An appeal like that could not be easily resisted, especially by one so ready to help others as Frank Chester had always been in the past.

Somehow it did not appear to strike him as singular that the citizen should be so fluent in his English when he was supposed to be a Frenchman. All Frank thought of then was that the man was in difficulties, and it would be next to nothing for him to lend the other a helping hand.

So he took hold on the other side of the woman who was acting as though swooning. Frank could not but notice that she appeared anything but fragile.

The door of the modest looking house was close by, and between them he and the distracted husband managed to half lead, half drag, the fainting woman up to it. The man immediately opened the door with one hand.

“Please assist me a little further, and I will be so thankful!” he pleaded.

Frank might have actually entered the house, only for a little thing that he had noticed. As they approached the door he had seen the man cast a quick glance upward toward the second story. The latticed blinds were shut, but as Frank used his eyes to advantage he believed he saw someone’s face back of the screen.

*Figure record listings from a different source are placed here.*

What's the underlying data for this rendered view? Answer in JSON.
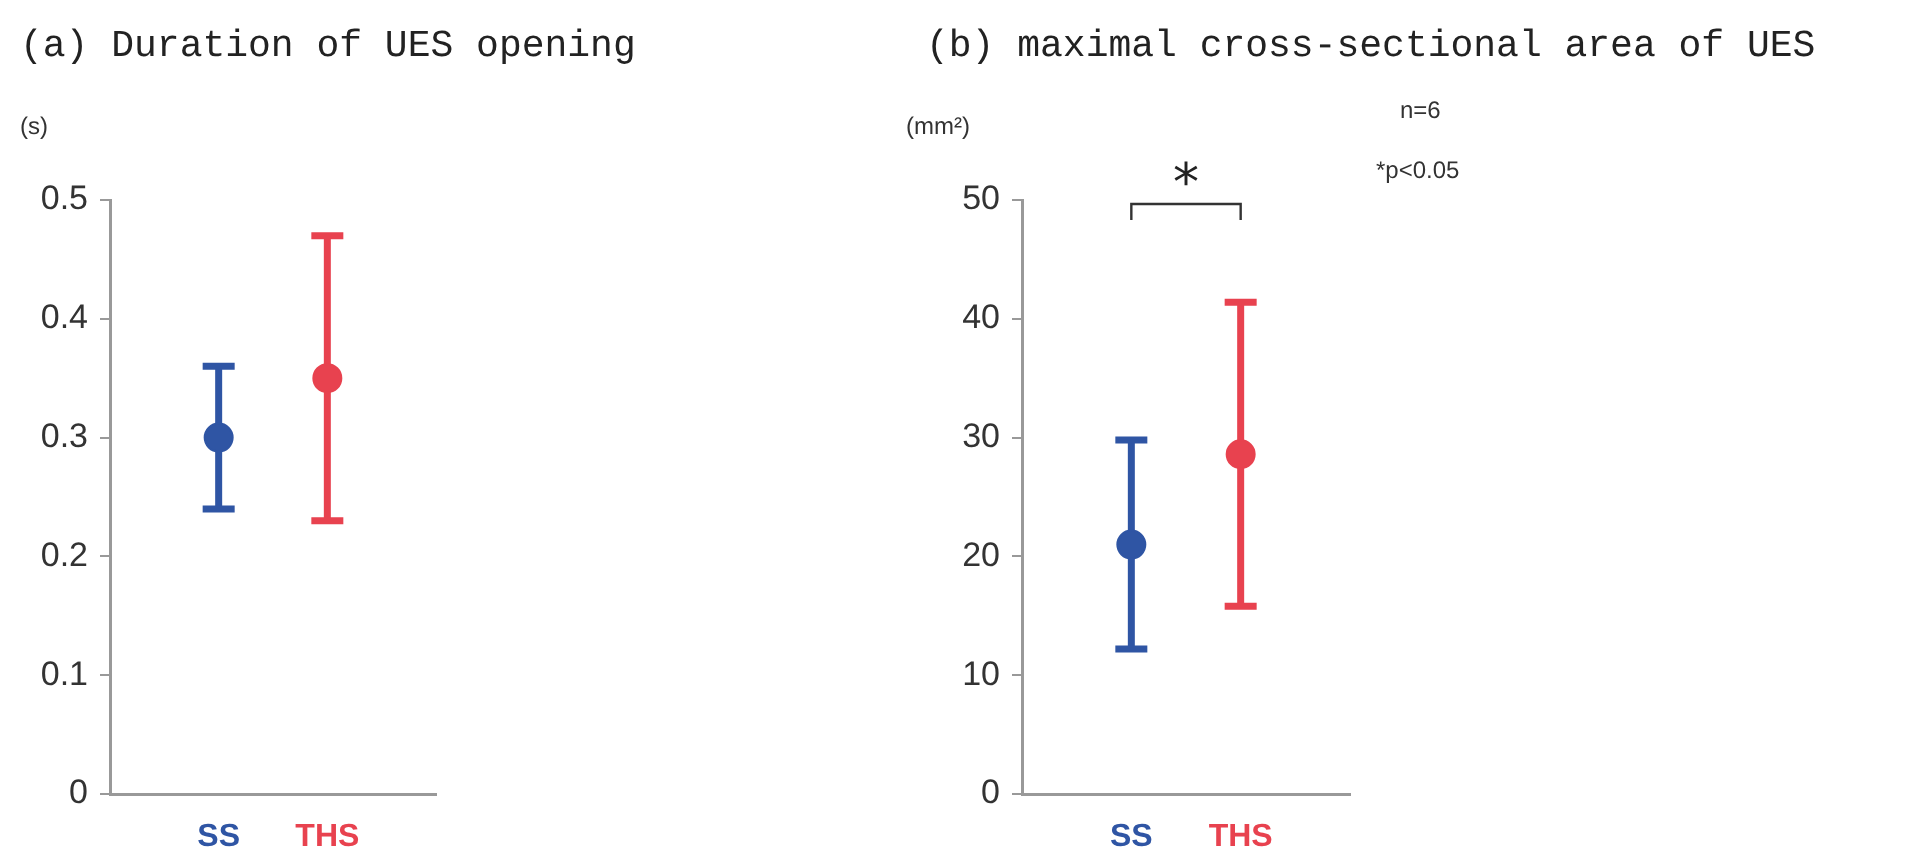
{
  "chart_data": [
    {
      "type": "scatter",
      "title": "(a) Duration of UES opening",
      "ylabel": "(s)",
      "categories": [
        "SS",
        "THS"
      ],
      "values": [
        0.3,
        0.35
      ],
      "colors": [
        "#2f55a4",
        "#e8424f"
      ],
      "errors": [
        0.06,
        0.12
      ],
      "ylim": [
        0,
        0.5
      ],
      "yticks": [
        0,
        0.1,
        0.2,
        0.3,
        0.4,
        0.5
      ],
      "marker": "circle"
    },
    {
      "type": "scatter",
      "title": "(b) maximal cross-sectional area of UES",
      "ylabel": "(mm²)",
      "categories": [
        "SS",
        "THS"
      ],
      "values": [
        21,
        28.6
      ],
      "colors": [
        "#2f55a4",
        "#e8424f"
      ],
      "errors": [
        8.8,
        12.8
      ],
      "ylim": [
        0,
        50
      ],
      "yticks": [
        0,
        10,
        20,
        30,
        40,
        50
      ],
      "marker": "circle",
      "annotations": [
        "*",
        "n=6",
        "*p<0.05"
      ]
    }
  ]
}
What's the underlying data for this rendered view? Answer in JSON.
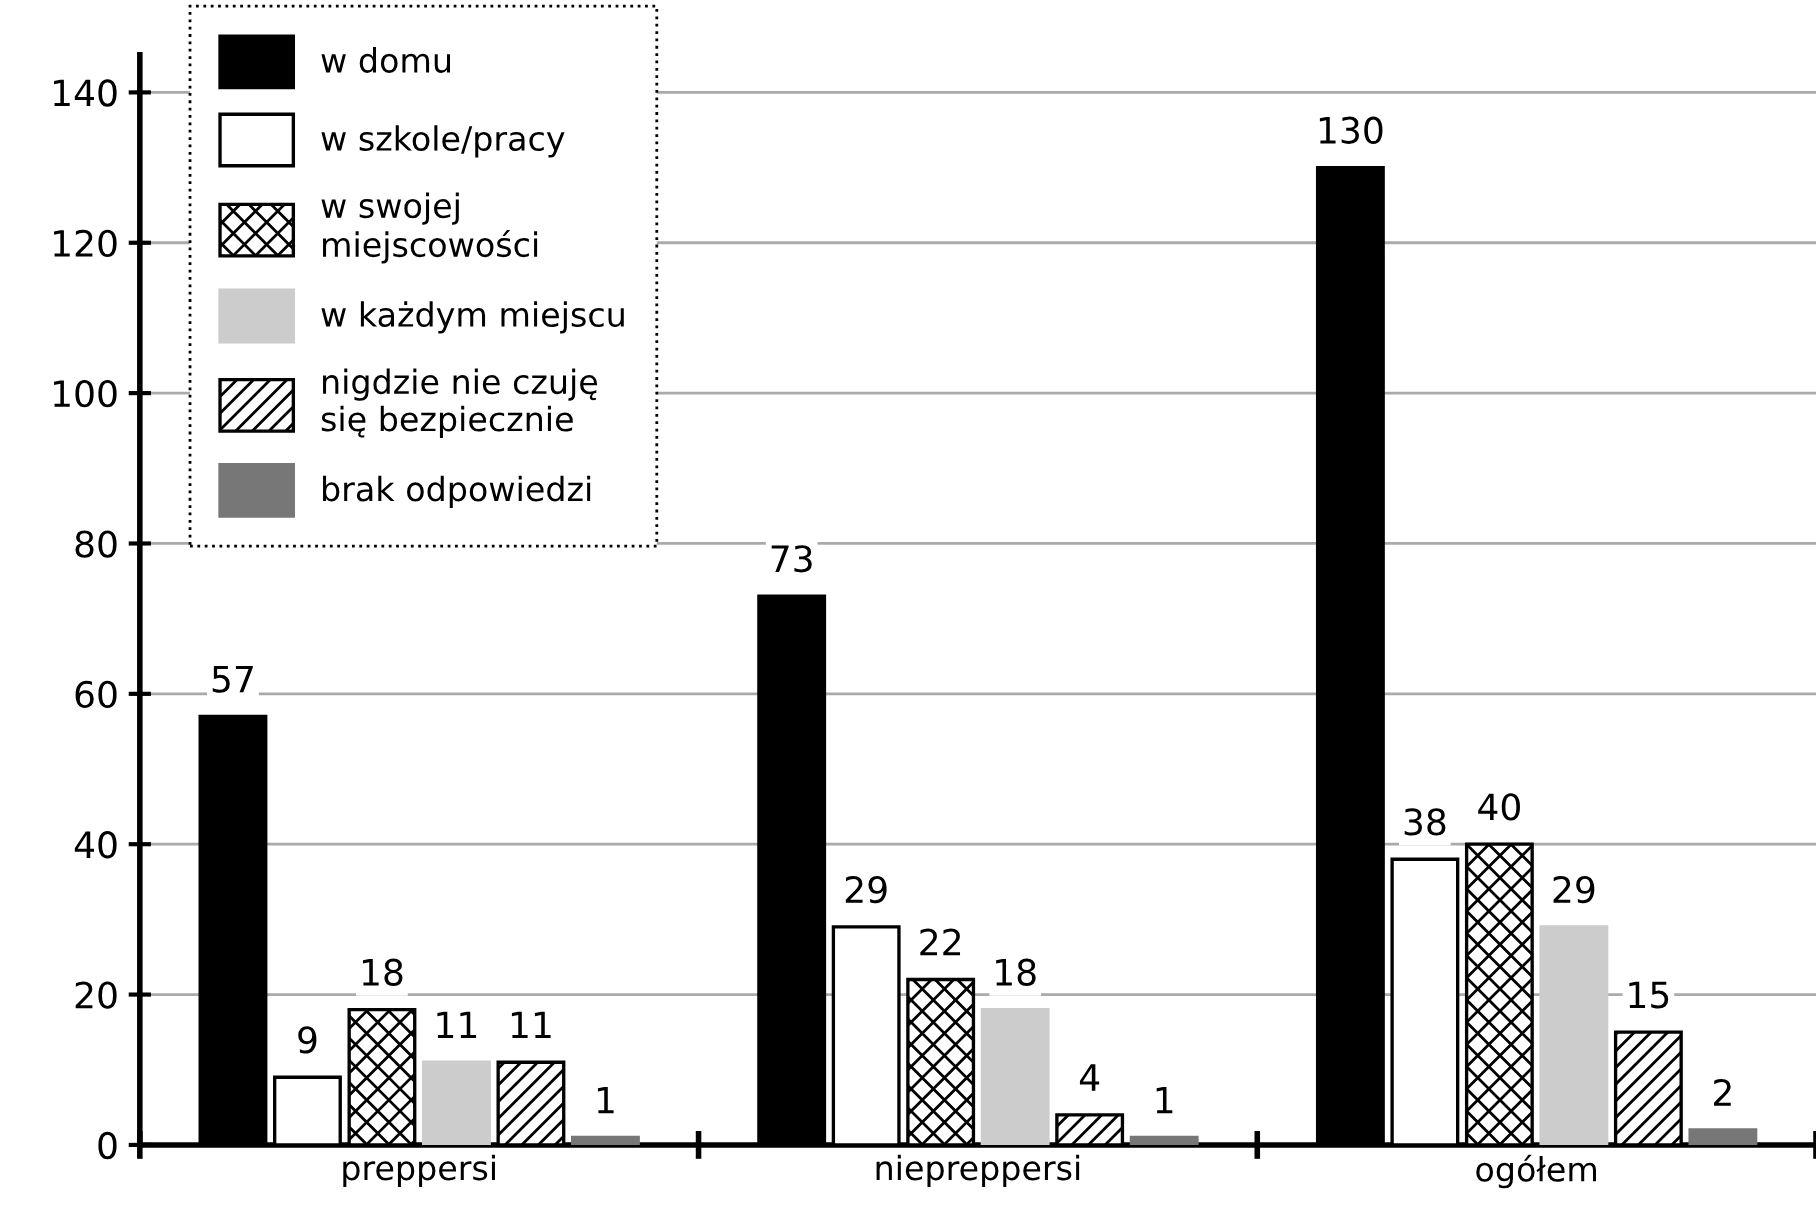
{
  "chart_data": {
    "type": "bar",
    "categories": [
      "preppersi",
      "niepreppersi",
      "ogółem"
    ],
    "series": [
      {
        "name": "w domu",
        "color": "#000000",
        "values": [
          57,
          73,
          130
        ]
      },
      {
        "name": "w szkole/pracy",
        "color": "#ffffff",
        "values": [
          9,
          29,
          38
        ]
      },
      {
        "name": "w swojej\nmiejscowości",
        "color": "#000000",
        "values": [
          18,
          22,
          40
        ]
      },
      {
        "name": "w każdym miejscu",
        "color": "#cccccc",
        "values": [
          11,
          18,
          29
        ]
      },
      {
        "name": "nigdzie nie czuję\nsię bezpiecznie",
        "color": "#000000",
        "values": [
          11,
          4,
          15
        ]
      },
      {
        "name": "brak odpowiedzi",
        "color": "#777777",
        "values": [
          1,
          1,
          2
        ]
      }
    ],
    "ylim": [
      0,
      145
    ],
    "yticks": [
      0,
      20,
      40,
      60,
      80,
      100,
      120,
      140
    ],
    "grid": "y",
    "legend": "top left",
    "data_labels": true
  }
}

Like a flash it struck him that the man must have made some sort of quick signal to the party who was hidden up there. Frank became cautious in that second, remembering the warning given him by Major Nixon.

These spies were up to all manner of trickery in order to carry out their well-laid plans, and might not this pretended swooning of the woman be only a bait intended to coax him into a trap?

Frank immediately released his hold of the woman, and he noticed that she did not appear to be in danger of falling after he had withdrawn his support, which in itself was a suspicious sign.

“Oh! I hope you will help me just a little further!” exclaimed the man. “Inside is a chair, and if we could place her in that it is all I could ask of you. Thank you a thousand times for what you have done already; but do not leave me just yet.”